Prevalence

How Common is Fragile X Syndrome?

The Katkowski Family

The Katkowski Family

There have been a number of studies aimed at determining the prevalence of FXS in males and females. Studies have been undertaken both in the “special needs” population and the general population. The agreed upon prevalence of FXS in males is approximately 1 in 3,600 to 4,000 and in females is approximately 1 in 4,000 to 6,000.

The reason it is lower in females is that, while all males with an FMR1 full mutation will have fragile X syndrome, some females with an FMR1 full mutation will not have behavioral, cognitive or physical features of FXS.

How Many Individuals are Carriers of the FMR1 Premutation?

According to a 2012 study by the CDC, the frequency of Fragile X premutation is as follows:

  • 1 in 151 females, or about 1 million women in the United States.
  • 1 in 468 males, or about 320,000 men in the United States.

These statistics are important because both men and women are at risk for having symptoms linked to Fragile X-associated Disorders.

  • Women with a premutation reported their last menstrual cycle at an earlier age than women without a premutation (48 vs. 51 years).
  • Men and women with a premutation were more than four times as likely to report dizziness or fainting as people without a premutation (18% vs. 4%).

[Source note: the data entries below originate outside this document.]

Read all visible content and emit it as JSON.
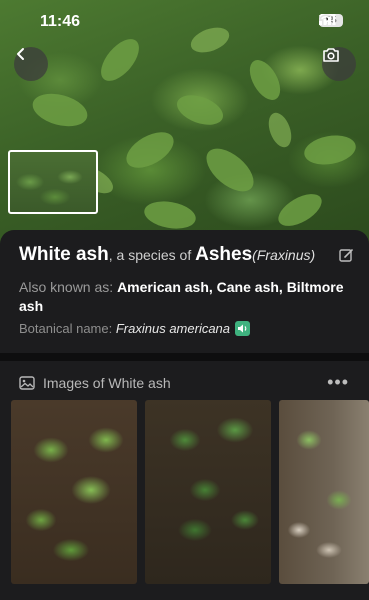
{
  "status_bar": {
    "time": "11:46",
    "battery": "85"
  },
  "icons": {
    "back": "chevron-left-icon",
    "camera": "camera-icon",
    "edit": "edit-icon",
    "sound": "speaker-icon",
    "gallery": "image-icon",
    "more": "more-icon"
  },
  "plant": {
    "common_name": "White ash",
    "species_prefix": ", a species of",
    "genus_common": "Ashes",
    "genus_latin": "(Fraxinus)",
    "aka_label": "Also known as:",
    "aka_names": "American ash, Cane ash, Biltmore ash",
    "botanical_label": "Botanical name:",
    "botanical_name": "Fraxinus americana"
  },
  "images_section": {
    "title": "Images of White ash",
    "more_label": "•••"
  },
  "colors": {
    "background": "#1c1c1e",
    "sound_badge": "#3fb27f"
  }
}
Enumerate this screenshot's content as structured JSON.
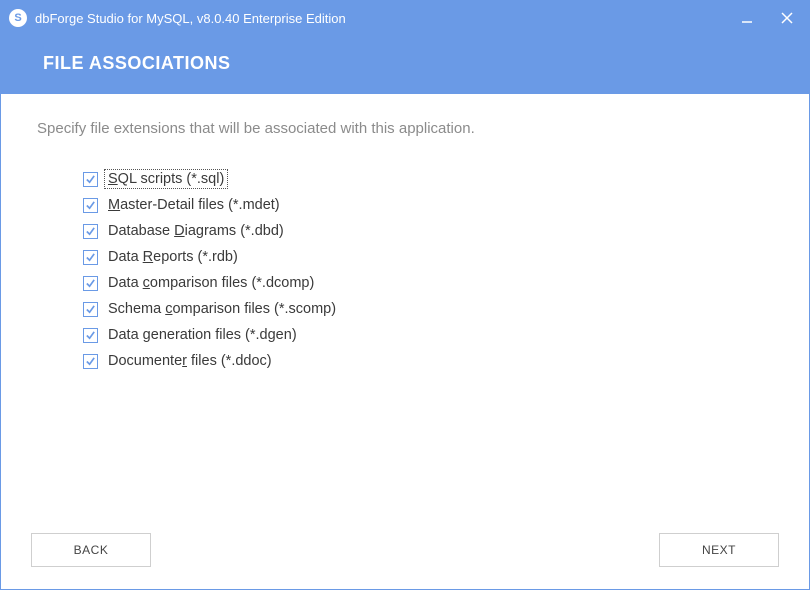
{
  "colors": {
    "accent": "#6a9ae6",
    "text": "#3a3a3a",
    "muted": "#8b8b8b"
  },
  "titlebar": {
    "app_icon_glyph": "S",
    "title": "dbForge Studio for MySQL, v8.0.40 Enterprise Edition"
  },
  "header": {
    "heading": "FILE ASSOCIATIONS"
  },
  "content": {
    "instruction": "Specify file extensions that will be associated with this application.",
    "items": [
      {
        "checked": true,
        "focused": true,
        "pre": "",
        "mnemonic": "S",
        "post": "QL scripts (*.sql)"
      },
      {
        "checked": true,
        "focused": false,
        "pre": "",
        "mnemonic": "M",
        "post": "aster-Detail files (*.mdet)"
      },
      {
        "checked": true,
        "focused": false,
        "pre": "Database ",
        "mnemonic": "D",
        "post": "iagrams (*.dbd)"
      },
      {
        "checked": true,
        "focused": false,
        "pre": "Data ",
        "mnemonic": "R",
        "post": "eports (*.rdb)"
      },
      {
        "checked": true,
        "focused": false,
        "pre": "Data ",
        "mnemonic": "c",
        "post": "omparison files (*.dcomp)"
      },
      {
        "checked": true,
        "focused": false,
        "pre": "Schema ",
        "mnemonic": "c",
        "post": "omparison files (*.scomp)"
      },
      {
        "checked": true,
        "focused": false,
        "pre": "Data ",
        "mnemonic": "g",
        "post": "eneration files (*.dgen)"
      },
      {
        "checked": true,
        "focused": false,
        "pre": "Documente",
        "mnemonic": "r",
        "post": " files (*.ddoc)"
      }
    ]
  },
  "footer": {
    "back_label": "BACK",
    "next_label": "NEXT"
  }
}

Men and women with a premutation were more than twice as likely to report numbness as people without a premutation (29% vs. 13%).
  • Twenty-three percent of people with a premutation had a child with a disability.
  • Twelve percent of people without a premutation had a child with a disability.

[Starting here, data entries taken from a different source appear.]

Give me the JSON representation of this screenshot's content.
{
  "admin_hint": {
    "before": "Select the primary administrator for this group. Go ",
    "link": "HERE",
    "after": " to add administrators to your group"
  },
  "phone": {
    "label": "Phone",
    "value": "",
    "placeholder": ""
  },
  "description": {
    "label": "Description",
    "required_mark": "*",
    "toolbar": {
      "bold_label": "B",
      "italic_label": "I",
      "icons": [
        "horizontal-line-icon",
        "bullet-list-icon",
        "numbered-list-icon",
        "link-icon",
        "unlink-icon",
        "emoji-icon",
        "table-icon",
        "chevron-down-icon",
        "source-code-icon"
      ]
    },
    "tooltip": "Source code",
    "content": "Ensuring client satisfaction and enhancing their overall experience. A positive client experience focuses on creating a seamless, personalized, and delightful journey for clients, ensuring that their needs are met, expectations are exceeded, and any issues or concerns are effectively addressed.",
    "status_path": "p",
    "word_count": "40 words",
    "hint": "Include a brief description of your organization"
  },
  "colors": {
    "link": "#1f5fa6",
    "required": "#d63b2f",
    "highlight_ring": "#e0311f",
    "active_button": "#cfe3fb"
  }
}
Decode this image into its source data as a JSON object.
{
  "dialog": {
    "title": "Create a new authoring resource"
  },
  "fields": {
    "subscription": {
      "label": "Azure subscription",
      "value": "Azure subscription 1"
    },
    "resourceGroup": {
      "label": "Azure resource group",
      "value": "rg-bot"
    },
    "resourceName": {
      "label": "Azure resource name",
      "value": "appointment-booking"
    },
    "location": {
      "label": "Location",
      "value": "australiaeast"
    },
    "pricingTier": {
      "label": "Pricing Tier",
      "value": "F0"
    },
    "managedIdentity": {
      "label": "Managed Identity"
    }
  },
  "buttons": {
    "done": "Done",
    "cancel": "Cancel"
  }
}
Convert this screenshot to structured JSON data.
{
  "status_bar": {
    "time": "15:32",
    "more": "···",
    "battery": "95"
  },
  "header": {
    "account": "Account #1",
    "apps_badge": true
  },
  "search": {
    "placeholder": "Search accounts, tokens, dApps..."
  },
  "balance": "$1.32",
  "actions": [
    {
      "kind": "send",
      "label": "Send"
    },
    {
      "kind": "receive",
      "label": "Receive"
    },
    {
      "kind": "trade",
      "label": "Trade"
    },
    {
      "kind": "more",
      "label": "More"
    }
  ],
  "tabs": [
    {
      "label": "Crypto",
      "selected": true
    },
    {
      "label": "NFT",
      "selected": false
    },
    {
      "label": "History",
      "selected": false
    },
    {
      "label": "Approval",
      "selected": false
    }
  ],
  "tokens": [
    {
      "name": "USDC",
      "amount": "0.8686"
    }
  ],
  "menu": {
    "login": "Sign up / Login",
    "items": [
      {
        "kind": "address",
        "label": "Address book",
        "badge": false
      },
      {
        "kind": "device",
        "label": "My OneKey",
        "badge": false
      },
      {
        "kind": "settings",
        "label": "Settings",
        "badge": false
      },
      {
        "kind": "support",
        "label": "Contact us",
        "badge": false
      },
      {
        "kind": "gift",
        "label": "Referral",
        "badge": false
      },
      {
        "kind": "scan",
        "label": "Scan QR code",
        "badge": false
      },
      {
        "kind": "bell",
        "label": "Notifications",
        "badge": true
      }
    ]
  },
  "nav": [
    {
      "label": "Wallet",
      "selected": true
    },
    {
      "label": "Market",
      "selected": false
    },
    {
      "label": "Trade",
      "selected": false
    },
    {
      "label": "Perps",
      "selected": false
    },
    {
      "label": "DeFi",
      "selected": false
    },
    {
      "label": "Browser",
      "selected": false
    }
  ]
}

This study of 6,747 older adults in Wisconsin found 30 people with a change in the FMR1 gene. Based on this relatively small number of people, the results should be interpreted with caution. These findings may not reflect all people in the United States with an FMR1 premutation For example a large Israeli study found approximately 1/130 women were FMR1 carriers.

The Prevalence of FXTAS and FXPOI

  • Studies report that approximately 1/3 (33%) of all men over 50 years of age with an FMR1 premutation will develop symptoms of FXTAS. Not all of these men will have symptoms that fulfill the diagnostic criteria for FXTAS, as some develop mild features that do not progress.
  • Studies report approximately 5-8% of women over 50 years of age with an FMR1 premutation, will develop features of FXTAS, though females tend to have fewer and milder symptoms than men.
  • Approximately 20-25% of women with an FMR1 premutation will develop FXPOI. FXPOI covers a range of ovarian difficulties including early menopause, irregular menstrual cycles, infertility, sub fertility and premature ovarian failure (cessation of menstrual periods prior to age 40)

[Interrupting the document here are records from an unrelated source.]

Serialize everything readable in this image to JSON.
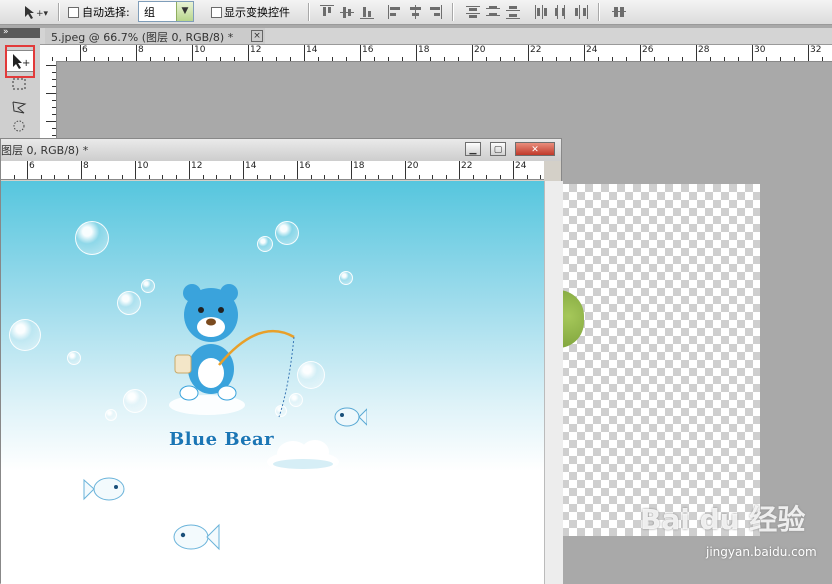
{
  "options_bar": {
    "auto_select_label": "自动选择:",
    "auto_select_value": "组",
    "show_transform_label": "显示变换控件"
  },
  "document": {
    "tab_title": "5.jpeg @ 66.7% (图层 0, RGB/8) *",
    "tab_close": "×",
    "window_title": "图层 0, RGB/8) *"
  },
  "rulers": {
    "top_labels": [
      "6",
      "8",
      "10",
      "12",
      "14",
      "16",
      "18",
      "20",
      "22",
      "24",
      "26",
      "28",
      "30",
      "32"
    ],
    "window_labels": [
      "6",
      "8",
      "10",
      "12",
      "14",
      "16",
      "18",
      "20",
      "22",
      "24"
    ]
  },
  "canvas": {
    "logo_text": "Blue Bear"
  },
  "watermark": {
    "brand": "Bai du 经验",
    "url": "jingyan.baidu.com"
  },
  "window_buttons": {
    "minimize": "▁",
    "maximize": "▢",
    "close": "✕"
  }
}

How Common are Intermediate (Grey Area) Alleles?

Approximately 1 in 50 (2%) of individuals have an intermediate allele. There appear to be no clinical associations with intermediate alleles. Most intermediate alleles are stable and do not change over generations. In a small number of families intermediate alleles show some slight instability and can lead to a premutation in future generations. Individuals with an intermediate allele are not at risk for any for the FXDs or to have children with fragile X syndrome.

Based on the best available evidence:

  • Approximately 1 million Americans carry the Fragile X mutation, including approximately 100,000 with fragile X syndrome, and are at risk for developing a Fragile X-associated Disorder.
  • Approximately 1 in 3,600 to 4,000 males in the world are born with the full mutation for Fragile X.
    Note: The vast majority of males with the full mutation will have fragile X syndrome.
  • Approximately 1 in 4,000 to 6,000 females in the world are born with the full mutation for Fragile X.
    Note: Approximately 50% of females with the full mutation will have some features of fragile X syndrome.
  • Approximately 1 in 468 men in the world are carriers of the Fragile X premutation.
  • Approximately 1 in 151 women in the world are carriers of the Fragile X premutation.